I have Dell Inspiron 1525 laptop that runs Windows Vista. It has a slot to insert GSM SIM card. I heard from my friends that it is there to let users utilize GPRS or 3G that may be activated on the cell phone connection. However instinctively I feel that I should be able to use my computer as a full featured phone that uses the cell phone connection through the SIM card. However, I could not find any clear information about how to do it. I have three questions below -
1. How to use it to connect to internet? GPRS is enabled on my cell phone connection and can access internet using my phone, but could not figure out steps to instruct computer to actually use the SIM to connect to internet.
2. How to use it to call external telephones? I am not expecting VOIP through GPRS, 3G using providers like skype that would work if question 1 is answered. I am asking about how to call using free or paid minutes as part of my cell phone connection.
3. How to use it to SMS to external telephones.

Any help is highly appreciated. Thanks in advance.

Thanks,
Shashi


----------



## pip22 (Aug 22, 2004)

The SIM card slot is for data services only (ie internet, not calls or texts).
To use it for internet access on your laptop you also need WWAN (wireless wide area network) card supported by one of the broadband cell providers that uses GSM-GPRS-HSPDA.


----------



## shashigokhale (Apr 18, 2012)

> Orginally Posted by *pip22* The SIM card slot is for data services only (ie internet, not calls or texts).
> To use it for internet access on your laptop you also need WWAN (wireless wide area network) card supported by one of the broadband cell providers that uses GSM-GPRS-HSPDA


I think that if my laptop (Dell Inspiron 1525) has a slot to insert SIM card, it must have inbuilt WWAN card. Is this understanding incorrect?


----------



## Tikuf (Mar 5, 2010)

shashigokhale said:


> >> The SIM card slot is for data services only (ie internet, not calls or texts).
> To use it for internet access on your laptop you also need WWAN (wireless wide area network) card supported by one of the broadband cell providers that uses GSM-GPRS-HSPDA
> 
> I think that if my laptop (Dell Inspiron 1525) has a slot to insert SIM card, it must have inbuilt WWAN card. Is this understanding incorrect?

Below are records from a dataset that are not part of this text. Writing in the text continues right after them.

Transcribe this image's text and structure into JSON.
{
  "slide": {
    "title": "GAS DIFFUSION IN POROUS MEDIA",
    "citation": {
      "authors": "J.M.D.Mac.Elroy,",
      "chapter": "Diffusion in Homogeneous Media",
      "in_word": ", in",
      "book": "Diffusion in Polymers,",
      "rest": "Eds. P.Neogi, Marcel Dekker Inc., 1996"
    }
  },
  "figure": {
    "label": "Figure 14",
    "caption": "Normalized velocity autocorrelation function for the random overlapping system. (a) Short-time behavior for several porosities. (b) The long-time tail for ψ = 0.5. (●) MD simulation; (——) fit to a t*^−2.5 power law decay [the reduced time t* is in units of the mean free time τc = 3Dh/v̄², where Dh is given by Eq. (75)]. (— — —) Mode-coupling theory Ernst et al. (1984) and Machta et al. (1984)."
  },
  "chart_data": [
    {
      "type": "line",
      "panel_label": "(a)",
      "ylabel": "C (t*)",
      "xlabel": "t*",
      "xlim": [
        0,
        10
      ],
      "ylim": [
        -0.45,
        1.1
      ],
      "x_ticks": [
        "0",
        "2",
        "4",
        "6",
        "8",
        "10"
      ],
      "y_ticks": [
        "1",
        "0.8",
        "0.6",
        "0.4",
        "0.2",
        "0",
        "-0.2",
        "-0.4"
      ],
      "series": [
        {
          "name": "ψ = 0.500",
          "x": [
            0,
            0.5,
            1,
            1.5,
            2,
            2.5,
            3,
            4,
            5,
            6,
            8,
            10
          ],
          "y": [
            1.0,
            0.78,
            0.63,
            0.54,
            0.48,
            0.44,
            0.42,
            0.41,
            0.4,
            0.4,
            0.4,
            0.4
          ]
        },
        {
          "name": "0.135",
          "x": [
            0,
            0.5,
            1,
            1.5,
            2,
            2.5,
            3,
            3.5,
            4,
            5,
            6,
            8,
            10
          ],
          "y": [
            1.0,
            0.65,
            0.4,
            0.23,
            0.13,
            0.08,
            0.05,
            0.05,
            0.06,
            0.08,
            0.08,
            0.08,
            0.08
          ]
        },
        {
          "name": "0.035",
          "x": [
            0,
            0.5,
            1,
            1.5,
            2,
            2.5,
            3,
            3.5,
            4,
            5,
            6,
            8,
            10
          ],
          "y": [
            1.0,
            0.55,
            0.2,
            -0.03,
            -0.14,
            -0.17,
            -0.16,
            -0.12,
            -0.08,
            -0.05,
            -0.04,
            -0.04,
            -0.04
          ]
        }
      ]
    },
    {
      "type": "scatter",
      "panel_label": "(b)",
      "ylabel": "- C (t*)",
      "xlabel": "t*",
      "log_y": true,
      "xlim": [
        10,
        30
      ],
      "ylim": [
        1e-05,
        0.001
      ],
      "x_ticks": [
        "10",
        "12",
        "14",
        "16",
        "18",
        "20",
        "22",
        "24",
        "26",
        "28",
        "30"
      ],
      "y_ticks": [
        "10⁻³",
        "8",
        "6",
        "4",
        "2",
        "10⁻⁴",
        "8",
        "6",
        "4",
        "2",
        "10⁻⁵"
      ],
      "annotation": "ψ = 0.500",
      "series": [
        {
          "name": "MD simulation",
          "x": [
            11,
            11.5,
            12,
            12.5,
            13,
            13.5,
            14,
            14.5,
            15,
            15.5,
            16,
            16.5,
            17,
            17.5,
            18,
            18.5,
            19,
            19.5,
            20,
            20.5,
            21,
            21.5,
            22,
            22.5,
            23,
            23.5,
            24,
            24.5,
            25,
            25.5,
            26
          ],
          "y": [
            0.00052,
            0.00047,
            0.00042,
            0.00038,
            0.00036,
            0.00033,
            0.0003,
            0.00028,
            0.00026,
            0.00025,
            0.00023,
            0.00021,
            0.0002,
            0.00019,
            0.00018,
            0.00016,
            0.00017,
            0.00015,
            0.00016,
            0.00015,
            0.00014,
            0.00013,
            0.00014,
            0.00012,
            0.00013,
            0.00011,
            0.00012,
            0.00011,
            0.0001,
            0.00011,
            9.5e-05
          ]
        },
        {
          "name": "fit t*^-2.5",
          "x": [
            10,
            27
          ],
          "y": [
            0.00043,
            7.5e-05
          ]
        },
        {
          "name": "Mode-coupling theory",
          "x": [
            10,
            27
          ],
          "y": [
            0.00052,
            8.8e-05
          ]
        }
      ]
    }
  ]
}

It means that your laptop physicly unable to send a proper signal to make a call or sms, its limited to data only. That said there is nothing stopping useing something like skype or google talk while using your data.

Also worth noting, even if the card and laptop could send a proper signal, most carries will give that a special phone number that's never setup to accept calls on the carrier level because its for data only.


----------



## Donk1952 (May 7, 2012)

I use a laptop with my Orange mobile phone SIM in it.
I can browse the internet, send and recieve texts and emails, in fact everything except make or recieve phone calls.
To get it working on my Advent XP PC I had to enable something called HSPA, and find and open a program called "Connection Manager" which came with the PC


----------



## sobeit (Nov 11, 2007)

> this model contains a SIM card slot underneath the battery compartment. However reading data, or using Internet from SIM cards is not possible without a separate Wireless modemcard. .


Dell Inspiron 1525 - Wikipedia, the free encyclopedia


----------